Realmente é muito difícil criar laços culturais em meio à dispersão.... Eu por exemplo, quanto mais eu conheço da cultura Puri, mais eu me identifico com as coisas. Eu sou uma pessoa muito quieta no meu dia a dia, eu falo pouco... Eu adoro uma rede rs... Eu sou muito curiosa... Enfim, eu gosto de andar no mato... Tem uma série de coisas que às vezes a gente fica parando para pensar... "Acho que isso vem da minha raiz Puri"... Eu acho que quando as pessoas começam a conhecer, às vezes elas se identificam, às vezes não; mas depois de uma diáspora que durou tantos anos é difícil a gente recriar esses laços, né? É uma luta muito árdua, até porque a vida moderna praticamente nos impede de reunir de novo em comunidade física, é uma coisa que não sei se tem volta... Mas talvez criar um centro de tradições e memória... Ou talvez reincorporar esses traços da cultura Puri no nosso dia a dia é algo que a gente pode tentar fazer... Isso aí é um trabalho de Hércules e ao mesmo tempo um trabalho de formiguinha, porque realmente a vida moderna nos impede de fazer esse tipo de coisa.

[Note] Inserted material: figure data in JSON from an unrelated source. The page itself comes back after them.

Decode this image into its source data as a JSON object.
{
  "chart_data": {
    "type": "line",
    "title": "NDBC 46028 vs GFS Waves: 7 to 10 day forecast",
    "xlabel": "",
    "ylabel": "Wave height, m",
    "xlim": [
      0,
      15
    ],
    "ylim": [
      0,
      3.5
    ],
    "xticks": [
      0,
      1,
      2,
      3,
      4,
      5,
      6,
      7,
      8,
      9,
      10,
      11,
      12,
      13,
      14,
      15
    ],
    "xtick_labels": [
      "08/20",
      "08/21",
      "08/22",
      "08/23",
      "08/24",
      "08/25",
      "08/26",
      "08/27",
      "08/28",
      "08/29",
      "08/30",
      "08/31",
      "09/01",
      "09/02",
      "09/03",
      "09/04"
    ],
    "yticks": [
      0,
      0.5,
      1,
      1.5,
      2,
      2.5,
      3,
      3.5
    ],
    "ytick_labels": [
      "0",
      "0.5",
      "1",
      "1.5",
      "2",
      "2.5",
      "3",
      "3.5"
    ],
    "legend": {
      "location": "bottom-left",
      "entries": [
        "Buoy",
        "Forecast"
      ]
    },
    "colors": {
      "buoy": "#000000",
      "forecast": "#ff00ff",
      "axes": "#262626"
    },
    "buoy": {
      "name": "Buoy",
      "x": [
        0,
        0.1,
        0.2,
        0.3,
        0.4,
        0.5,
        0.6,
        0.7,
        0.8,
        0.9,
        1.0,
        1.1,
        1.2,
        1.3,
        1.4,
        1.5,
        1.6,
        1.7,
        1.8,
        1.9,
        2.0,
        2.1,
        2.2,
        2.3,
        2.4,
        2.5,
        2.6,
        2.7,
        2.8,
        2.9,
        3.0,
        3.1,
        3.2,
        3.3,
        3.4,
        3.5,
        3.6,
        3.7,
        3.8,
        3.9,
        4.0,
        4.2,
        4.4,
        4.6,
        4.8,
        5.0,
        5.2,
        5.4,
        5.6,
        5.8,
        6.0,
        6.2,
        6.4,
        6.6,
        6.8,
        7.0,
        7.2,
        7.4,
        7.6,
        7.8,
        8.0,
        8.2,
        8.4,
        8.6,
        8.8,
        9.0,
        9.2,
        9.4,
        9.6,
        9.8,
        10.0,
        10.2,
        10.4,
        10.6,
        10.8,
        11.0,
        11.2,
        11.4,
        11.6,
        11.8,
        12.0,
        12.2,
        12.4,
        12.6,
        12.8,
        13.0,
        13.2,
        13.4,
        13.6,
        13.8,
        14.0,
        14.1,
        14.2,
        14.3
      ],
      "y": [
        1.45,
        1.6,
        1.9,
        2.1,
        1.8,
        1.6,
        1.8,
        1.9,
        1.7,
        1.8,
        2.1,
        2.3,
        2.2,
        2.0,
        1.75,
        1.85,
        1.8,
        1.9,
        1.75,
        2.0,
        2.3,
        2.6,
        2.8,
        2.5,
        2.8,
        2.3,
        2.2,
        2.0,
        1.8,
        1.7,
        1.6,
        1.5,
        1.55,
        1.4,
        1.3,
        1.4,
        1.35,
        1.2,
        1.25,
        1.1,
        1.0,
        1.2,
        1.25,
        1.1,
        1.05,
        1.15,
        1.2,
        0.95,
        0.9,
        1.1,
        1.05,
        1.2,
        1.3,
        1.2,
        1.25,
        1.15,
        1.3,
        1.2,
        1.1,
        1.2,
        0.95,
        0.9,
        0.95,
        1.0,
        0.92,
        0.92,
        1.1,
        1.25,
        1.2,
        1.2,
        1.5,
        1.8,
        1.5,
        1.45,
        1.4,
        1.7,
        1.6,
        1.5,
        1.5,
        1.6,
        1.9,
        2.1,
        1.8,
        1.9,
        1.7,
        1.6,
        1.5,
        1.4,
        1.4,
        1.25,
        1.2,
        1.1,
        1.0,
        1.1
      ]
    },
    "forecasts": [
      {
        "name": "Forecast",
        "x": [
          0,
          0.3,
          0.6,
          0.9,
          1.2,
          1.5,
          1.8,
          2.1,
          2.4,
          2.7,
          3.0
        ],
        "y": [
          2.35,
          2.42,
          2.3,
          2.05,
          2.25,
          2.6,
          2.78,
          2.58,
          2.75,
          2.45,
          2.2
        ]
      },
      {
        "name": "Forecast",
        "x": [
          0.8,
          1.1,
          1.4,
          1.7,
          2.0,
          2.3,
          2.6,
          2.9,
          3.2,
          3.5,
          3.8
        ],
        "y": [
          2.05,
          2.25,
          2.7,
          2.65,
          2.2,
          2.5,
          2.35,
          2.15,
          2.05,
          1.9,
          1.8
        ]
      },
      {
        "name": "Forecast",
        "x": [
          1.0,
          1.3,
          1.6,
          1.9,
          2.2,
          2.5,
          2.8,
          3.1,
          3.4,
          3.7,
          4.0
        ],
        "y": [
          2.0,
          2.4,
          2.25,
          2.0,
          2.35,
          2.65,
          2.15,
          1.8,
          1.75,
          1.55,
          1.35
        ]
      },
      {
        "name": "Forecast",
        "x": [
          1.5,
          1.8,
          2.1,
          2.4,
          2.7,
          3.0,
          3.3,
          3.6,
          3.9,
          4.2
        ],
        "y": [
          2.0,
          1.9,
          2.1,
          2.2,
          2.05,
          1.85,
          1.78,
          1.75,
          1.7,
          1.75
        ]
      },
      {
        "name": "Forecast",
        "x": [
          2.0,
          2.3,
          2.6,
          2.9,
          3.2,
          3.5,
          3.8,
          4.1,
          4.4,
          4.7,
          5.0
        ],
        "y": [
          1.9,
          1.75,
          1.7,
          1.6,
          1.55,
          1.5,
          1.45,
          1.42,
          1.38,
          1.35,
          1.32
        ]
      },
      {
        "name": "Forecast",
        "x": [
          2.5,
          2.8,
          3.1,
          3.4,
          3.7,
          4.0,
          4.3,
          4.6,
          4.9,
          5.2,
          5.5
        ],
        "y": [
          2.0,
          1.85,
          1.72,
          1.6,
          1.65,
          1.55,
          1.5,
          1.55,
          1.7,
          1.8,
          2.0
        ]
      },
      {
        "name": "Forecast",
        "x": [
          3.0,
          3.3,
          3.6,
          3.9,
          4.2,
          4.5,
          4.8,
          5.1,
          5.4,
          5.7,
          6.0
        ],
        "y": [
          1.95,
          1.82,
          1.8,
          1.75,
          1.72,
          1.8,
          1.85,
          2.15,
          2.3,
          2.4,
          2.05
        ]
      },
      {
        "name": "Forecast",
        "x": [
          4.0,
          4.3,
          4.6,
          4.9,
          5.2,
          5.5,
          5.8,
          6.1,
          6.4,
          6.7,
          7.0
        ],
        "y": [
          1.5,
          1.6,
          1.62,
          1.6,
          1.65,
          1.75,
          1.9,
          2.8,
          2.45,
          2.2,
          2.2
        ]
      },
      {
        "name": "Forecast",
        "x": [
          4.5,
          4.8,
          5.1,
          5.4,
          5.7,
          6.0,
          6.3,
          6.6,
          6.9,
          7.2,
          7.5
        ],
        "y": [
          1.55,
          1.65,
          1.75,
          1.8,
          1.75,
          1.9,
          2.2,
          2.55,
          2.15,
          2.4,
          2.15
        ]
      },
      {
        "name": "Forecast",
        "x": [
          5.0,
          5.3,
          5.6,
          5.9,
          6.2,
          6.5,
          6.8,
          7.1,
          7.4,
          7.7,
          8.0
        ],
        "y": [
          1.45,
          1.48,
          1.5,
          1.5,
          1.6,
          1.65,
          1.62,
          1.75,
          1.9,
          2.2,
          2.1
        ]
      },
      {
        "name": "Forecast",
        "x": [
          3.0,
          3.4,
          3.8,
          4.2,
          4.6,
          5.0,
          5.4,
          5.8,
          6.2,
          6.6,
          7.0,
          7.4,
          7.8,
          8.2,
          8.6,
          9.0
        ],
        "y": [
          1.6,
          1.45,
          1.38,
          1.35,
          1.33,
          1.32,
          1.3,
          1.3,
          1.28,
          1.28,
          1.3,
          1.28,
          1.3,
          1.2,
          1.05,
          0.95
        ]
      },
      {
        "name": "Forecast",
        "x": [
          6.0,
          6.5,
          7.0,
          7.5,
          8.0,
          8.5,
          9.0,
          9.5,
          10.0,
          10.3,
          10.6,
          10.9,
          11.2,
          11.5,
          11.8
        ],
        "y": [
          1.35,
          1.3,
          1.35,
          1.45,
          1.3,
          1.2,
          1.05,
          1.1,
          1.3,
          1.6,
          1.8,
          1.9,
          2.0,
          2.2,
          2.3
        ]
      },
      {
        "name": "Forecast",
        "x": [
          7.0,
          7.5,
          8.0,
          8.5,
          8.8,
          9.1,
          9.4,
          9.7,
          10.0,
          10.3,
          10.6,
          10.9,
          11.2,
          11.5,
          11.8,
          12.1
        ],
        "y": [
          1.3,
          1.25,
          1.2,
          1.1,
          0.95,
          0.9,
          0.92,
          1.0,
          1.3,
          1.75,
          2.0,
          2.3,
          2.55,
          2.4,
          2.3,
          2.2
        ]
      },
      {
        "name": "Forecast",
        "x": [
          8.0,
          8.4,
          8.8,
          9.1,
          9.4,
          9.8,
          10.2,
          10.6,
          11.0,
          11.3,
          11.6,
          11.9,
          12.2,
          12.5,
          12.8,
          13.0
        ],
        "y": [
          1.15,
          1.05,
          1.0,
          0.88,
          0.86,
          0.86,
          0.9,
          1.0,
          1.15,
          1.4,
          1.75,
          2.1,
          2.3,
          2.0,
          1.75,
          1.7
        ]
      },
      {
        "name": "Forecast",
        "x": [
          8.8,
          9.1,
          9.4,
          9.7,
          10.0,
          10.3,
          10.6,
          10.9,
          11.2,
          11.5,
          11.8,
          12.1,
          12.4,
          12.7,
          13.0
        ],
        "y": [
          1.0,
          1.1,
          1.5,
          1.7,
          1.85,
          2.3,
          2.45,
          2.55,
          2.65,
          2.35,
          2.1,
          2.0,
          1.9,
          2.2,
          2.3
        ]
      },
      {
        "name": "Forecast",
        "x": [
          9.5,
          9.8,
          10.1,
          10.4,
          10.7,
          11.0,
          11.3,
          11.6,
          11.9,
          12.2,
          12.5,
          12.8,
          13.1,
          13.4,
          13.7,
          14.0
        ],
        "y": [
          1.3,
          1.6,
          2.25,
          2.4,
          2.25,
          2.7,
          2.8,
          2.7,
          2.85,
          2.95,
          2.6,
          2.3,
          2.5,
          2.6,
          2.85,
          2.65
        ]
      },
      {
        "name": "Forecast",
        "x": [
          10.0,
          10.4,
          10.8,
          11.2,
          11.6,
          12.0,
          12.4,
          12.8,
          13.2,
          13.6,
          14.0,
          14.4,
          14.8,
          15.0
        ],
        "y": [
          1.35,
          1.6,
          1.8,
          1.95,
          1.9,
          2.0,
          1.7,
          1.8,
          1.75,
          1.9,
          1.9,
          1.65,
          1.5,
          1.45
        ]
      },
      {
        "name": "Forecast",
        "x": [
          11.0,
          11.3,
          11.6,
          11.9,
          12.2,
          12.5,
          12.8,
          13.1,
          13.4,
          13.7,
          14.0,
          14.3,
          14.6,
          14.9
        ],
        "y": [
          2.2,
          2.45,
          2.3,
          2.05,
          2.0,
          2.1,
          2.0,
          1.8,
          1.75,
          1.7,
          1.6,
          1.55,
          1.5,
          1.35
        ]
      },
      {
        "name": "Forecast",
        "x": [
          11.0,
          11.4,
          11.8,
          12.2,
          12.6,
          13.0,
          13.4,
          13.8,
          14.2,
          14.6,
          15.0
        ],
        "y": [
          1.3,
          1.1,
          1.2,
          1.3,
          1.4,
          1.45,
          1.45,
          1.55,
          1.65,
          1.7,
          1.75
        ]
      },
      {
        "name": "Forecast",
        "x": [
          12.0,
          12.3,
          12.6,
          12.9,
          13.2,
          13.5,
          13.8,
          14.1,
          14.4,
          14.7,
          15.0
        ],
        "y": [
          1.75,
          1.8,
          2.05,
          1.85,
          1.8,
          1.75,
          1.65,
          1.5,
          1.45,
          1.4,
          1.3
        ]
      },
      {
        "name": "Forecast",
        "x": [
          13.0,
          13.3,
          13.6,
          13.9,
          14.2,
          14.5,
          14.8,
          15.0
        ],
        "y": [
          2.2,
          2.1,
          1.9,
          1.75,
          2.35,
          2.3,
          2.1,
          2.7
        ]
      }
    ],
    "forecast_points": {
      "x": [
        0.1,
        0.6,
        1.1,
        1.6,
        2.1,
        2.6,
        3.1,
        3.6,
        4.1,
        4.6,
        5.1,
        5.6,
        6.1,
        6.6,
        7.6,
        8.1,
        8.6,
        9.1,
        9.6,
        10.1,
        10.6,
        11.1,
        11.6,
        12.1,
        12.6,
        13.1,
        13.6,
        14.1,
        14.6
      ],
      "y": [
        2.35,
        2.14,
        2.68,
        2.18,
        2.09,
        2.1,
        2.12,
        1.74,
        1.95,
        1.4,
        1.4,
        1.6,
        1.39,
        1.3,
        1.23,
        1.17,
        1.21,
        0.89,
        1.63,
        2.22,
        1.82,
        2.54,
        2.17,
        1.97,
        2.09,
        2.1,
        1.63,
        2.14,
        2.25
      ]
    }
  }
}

Mas... O que a gente puder contribuir para que isso siga em frente, a gente vai continuar a contribuir. Esse ano estou muito atarefada quanto à família e ao trabalho, então tem sido muito difícil para mim poder participar ativamente, fora que moro muito longe... Mas acho fundamental e necessário a gente insistir nisso, embora seja difícil... A gente tem que insistir nisso.
Parabéns pelo Lunário, esses calendário que caminham juntos com os ciclos da natureza deveriam ser os oficiais. Deixar o calendário cristão como conhecimento geral.